Balıkçı eve eli boş gelmeye başladı. Hal böyle olunca kararını verdi ve puslu havaya rağmen yola koyuldu. Kürekleri aralıksız çekti. Denizde ilerlerken hava birden patlak verdi. Yağmur adeta bardaktan boşalırcasına yağmaya başladı. Art arda şimşekler büyük bir gürültüyle çakıyordu. Yağmur yüklü bulutlar gök yüzünü kapladı. Rüzgarla beraber esen soğuk yüzüne tokat gibi vuruyordu. Yanakları kızardı ve buz kesti. Rüzgar yerini fırtınaya bıraktı. Denizde daha fazla kalamayacağı apaçık belliydi. Yönünü eve doğru çevirmeye çalışsa da kayık ne o tarafa ne bu tarafa gitmeye izin vermiyordu.

Tam o sırada küreklerden bir tanesi denize düştü. Durum oldukça vahimdi Diğer kürekte gelen dalgayla birlikte sulara karıştı. Kayık ileride duran kaya parçasına çarptı ve parçalara ayrıldı. Balıklar denize geri düştü. Balıkçı ise kayığın tahta bir parçasının üstüne denk geldi. Baygın bir haldeydi. 

Karısı ise evde endişeyle beklerdi. Günler günleri kovaladı. Kocası gittiği yoldan bir türlü gelmiyordu. Kasaba halkı artık balık yiyemeyince balıkçının evine gittiler. Karısı durumu anlattı. Herkes denize açılıp balıkçıyı aradılar. Balıkçı ise sürüklenerek, ıssız bir adaya vurdu. Kendine geldiğinde karşısında karaya vurmuş eski bir gemi gördü. Hemen geminin güvertesine heyecanla çıktı.
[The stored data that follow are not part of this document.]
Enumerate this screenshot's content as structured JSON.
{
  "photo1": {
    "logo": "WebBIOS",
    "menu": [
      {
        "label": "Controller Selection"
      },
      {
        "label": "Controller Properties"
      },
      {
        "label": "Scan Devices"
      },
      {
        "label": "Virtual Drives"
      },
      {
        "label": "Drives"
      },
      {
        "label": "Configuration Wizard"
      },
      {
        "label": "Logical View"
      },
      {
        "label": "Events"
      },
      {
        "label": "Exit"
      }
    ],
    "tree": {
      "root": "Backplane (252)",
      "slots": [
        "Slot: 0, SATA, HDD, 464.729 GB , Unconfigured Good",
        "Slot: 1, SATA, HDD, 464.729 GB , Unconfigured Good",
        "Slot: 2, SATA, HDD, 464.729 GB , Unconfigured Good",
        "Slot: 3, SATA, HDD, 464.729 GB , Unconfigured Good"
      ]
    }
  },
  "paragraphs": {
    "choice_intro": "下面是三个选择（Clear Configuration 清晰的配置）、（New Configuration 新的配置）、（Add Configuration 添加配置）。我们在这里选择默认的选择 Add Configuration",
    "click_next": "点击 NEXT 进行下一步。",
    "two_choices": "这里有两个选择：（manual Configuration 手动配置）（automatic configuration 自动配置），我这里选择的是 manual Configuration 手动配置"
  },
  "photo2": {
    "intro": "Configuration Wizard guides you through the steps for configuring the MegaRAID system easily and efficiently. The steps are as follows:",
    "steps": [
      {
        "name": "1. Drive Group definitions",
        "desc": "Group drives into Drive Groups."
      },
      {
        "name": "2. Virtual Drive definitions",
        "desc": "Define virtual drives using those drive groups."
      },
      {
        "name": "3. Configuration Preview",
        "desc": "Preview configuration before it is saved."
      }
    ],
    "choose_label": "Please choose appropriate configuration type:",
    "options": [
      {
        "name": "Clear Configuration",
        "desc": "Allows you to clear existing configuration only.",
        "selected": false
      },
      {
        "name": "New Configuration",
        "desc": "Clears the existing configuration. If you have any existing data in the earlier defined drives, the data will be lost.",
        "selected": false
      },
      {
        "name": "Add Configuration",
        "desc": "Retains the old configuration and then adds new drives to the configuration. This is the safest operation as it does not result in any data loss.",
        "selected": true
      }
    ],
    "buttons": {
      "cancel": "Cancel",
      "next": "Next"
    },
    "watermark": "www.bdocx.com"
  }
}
Bir uçtan bir uca koşarken ahşap yer tıkırdadı ve büyük bir patırtı ile aşağıya doğru düştü. Geminin yıllardır gizli kalan bölmesindeydi. Gözünü açtığında kaderi bir anda değişmişti. Her yerde mücevherler, taçlar, altın dolu testiler vardı. Balıkçı gemiyi rüzgarın yönüne çevirdi. Yelkenler açılınca dümene geçti. Artık evine doğru yol aldığı için çok sevinçliydi. Günlerce dinlenmeden ilerledi. Kulube uzaktan görünmeye başladı. 
Heyecanla içeri girdiğinde karısına özlemle sarıldı ve olan biteni anlattı. Yoksul hayatları artık tamamen değişmişti. Onlar sabrının karşılığını fazlasıyla aldılar. Görkemli bir ev yaptılar. Gemiyi tamir ettiler. Sık sık kasaba halkını evlerine davet ediyor, karınlarını doyuruyor ve herkese altın vererek yardım yapıyorlardı. Böylece kasabada yaşayanlarda yoksulluktan kurtulmuştu. Balıkçı ve karısı sade yaşamlarına devam edip ne denizden nede balıkçılıktan hiçbir zaman vazgeçmeden bir ömür mutlu yaşadılar.